The funding will also allow icejam to open its new Toronto office, which will be responsible for business intelligence and marketing. The company is now hiring in both Toronto and Charlottetown.

“While the traditional mobile games market is consolidating and investments are down, there remains great interest in transformative technologies that play with the boundaries of imagination and reality,” said Founder and CEO Stuart Duncan in a statement. He said this is already seen in augmented reality and virtual reality, and now Playable Data.

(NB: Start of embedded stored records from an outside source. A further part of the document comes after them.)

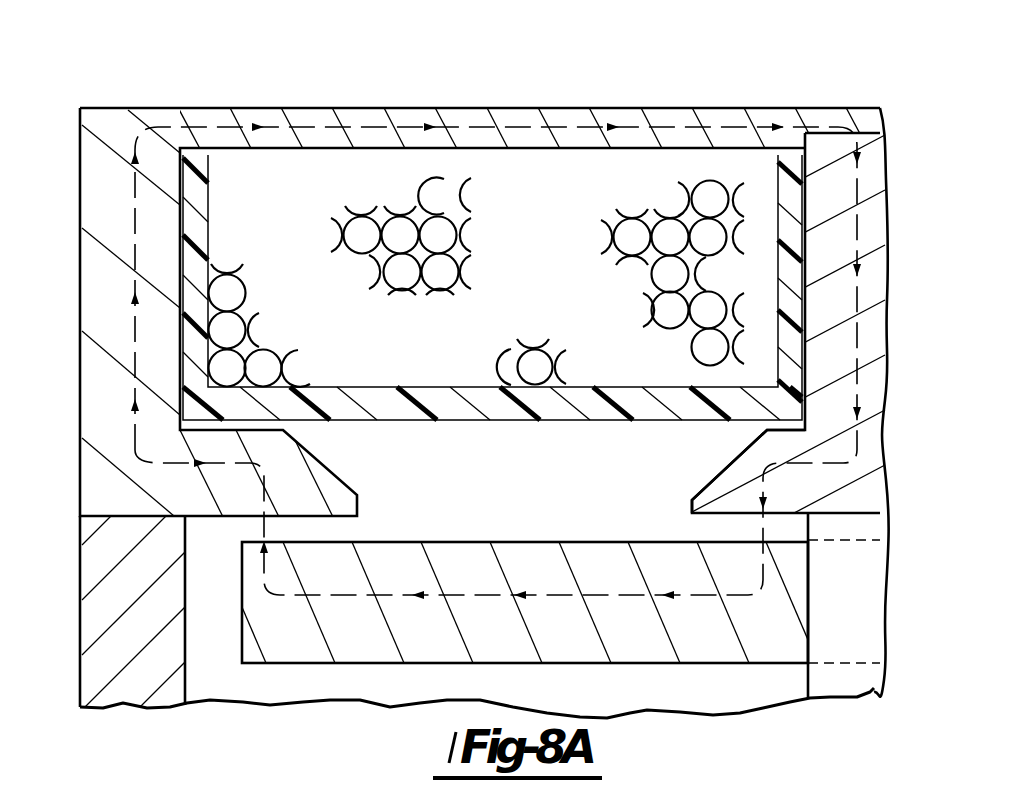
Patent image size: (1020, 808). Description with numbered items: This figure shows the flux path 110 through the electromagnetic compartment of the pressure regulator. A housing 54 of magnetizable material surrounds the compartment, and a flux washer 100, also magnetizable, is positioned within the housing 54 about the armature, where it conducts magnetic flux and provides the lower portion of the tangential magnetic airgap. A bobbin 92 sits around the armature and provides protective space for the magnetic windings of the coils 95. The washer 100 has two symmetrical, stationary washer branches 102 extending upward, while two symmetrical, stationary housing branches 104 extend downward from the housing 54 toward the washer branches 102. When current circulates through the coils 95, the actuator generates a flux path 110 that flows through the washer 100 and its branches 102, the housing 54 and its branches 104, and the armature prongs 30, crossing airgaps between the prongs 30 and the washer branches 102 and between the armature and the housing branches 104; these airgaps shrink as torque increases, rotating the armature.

The housing 54 is at (60, 162).
The flux path 110 is at (556, 112).
The flux washer 100 is at (838, 178).
The coils 95 is at (670, 272).
The housing branches 104 is at (285, 452).
The bobbin 92 is at (512, 410).
The washer branches 102 is at (745, 462).
The armature prongs 30 is at (283, 625).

Duncan has a long background in the gaming industry. He launched several companies, most notably Charlottetown-based Bight Interactive, which was acquired by gaming giant Electronic Arts Inc. in 2011. Duncan became a director for EA. He developed the company’s studio in Charlottetown, which put out the game “The Simpsons: Tapped Out”, which sold more than US$100 million.

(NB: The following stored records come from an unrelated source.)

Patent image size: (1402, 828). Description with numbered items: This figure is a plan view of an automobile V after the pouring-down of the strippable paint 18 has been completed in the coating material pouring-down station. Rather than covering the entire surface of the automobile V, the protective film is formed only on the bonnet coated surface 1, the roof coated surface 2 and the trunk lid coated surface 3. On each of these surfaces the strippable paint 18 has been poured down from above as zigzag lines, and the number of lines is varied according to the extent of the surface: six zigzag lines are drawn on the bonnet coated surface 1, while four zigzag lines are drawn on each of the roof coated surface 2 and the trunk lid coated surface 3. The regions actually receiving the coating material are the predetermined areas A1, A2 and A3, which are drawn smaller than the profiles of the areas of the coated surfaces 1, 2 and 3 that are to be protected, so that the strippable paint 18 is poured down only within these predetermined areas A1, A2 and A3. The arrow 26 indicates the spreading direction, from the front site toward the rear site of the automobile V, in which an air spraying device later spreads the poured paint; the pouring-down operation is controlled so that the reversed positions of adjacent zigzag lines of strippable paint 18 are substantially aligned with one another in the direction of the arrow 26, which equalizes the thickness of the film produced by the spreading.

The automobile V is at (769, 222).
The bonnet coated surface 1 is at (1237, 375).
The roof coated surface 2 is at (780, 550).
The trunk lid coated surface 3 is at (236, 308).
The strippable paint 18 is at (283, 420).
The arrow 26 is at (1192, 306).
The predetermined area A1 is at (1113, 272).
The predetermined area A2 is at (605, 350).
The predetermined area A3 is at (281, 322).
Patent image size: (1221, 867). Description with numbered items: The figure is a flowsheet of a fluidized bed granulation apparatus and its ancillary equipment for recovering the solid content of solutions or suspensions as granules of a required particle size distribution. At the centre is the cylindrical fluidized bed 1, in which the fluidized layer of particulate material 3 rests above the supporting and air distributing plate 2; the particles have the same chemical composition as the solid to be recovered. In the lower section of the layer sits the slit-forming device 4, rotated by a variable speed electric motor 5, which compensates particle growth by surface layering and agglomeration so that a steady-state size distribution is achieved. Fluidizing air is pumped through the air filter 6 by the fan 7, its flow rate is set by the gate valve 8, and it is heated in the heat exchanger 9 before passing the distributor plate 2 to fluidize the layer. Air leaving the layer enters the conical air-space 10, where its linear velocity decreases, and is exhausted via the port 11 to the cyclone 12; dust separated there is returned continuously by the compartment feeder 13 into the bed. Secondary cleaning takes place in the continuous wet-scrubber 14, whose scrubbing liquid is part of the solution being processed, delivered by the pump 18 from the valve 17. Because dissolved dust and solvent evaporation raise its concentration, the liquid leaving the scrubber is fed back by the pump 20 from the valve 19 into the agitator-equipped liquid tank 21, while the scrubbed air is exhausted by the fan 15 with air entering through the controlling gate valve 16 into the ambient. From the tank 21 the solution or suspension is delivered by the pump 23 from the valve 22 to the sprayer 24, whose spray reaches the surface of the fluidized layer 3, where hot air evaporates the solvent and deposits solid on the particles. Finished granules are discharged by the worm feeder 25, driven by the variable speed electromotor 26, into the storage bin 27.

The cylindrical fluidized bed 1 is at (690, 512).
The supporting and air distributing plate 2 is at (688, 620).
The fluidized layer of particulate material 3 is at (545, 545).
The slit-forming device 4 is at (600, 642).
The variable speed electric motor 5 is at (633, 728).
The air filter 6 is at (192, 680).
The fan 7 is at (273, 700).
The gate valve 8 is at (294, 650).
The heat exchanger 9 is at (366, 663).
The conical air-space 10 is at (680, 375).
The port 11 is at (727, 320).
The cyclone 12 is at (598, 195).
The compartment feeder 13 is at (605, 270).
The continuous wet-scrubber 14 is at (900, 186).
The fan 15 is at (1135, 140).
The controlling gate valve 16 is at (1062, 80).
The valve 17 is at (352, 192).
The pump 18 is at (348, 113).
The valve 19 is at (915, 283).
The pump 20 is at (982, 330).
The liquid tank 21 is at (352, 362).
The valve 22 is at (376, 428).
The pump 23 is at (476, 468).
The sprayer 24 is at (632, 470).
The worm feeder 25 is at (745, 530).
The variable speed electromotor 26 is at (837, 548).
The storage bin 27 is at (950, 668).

Duncan has now assembled at icejam many of the team members that he has worked with since his days at Bight.

“At the stage that we invest in companies, the seed stage, it really begins with team and Stuart is really a unique talent in this space in Atlantic Canada,” said Keefe, who will join the icejam board. “Stuart has been thinking about this playable data concept for a long time and he’s really excited about it.”

Icejam is the eighth company to be funded by Build Ventures, whose main backers are the four Atlantic Provinces and BDC Capital, part of the federal government’s business development bank. The investment now means that Build has at least one investment in each of the Atlantic Provinces. [Disclosure: Build Ventures is a client of Entrevestor.]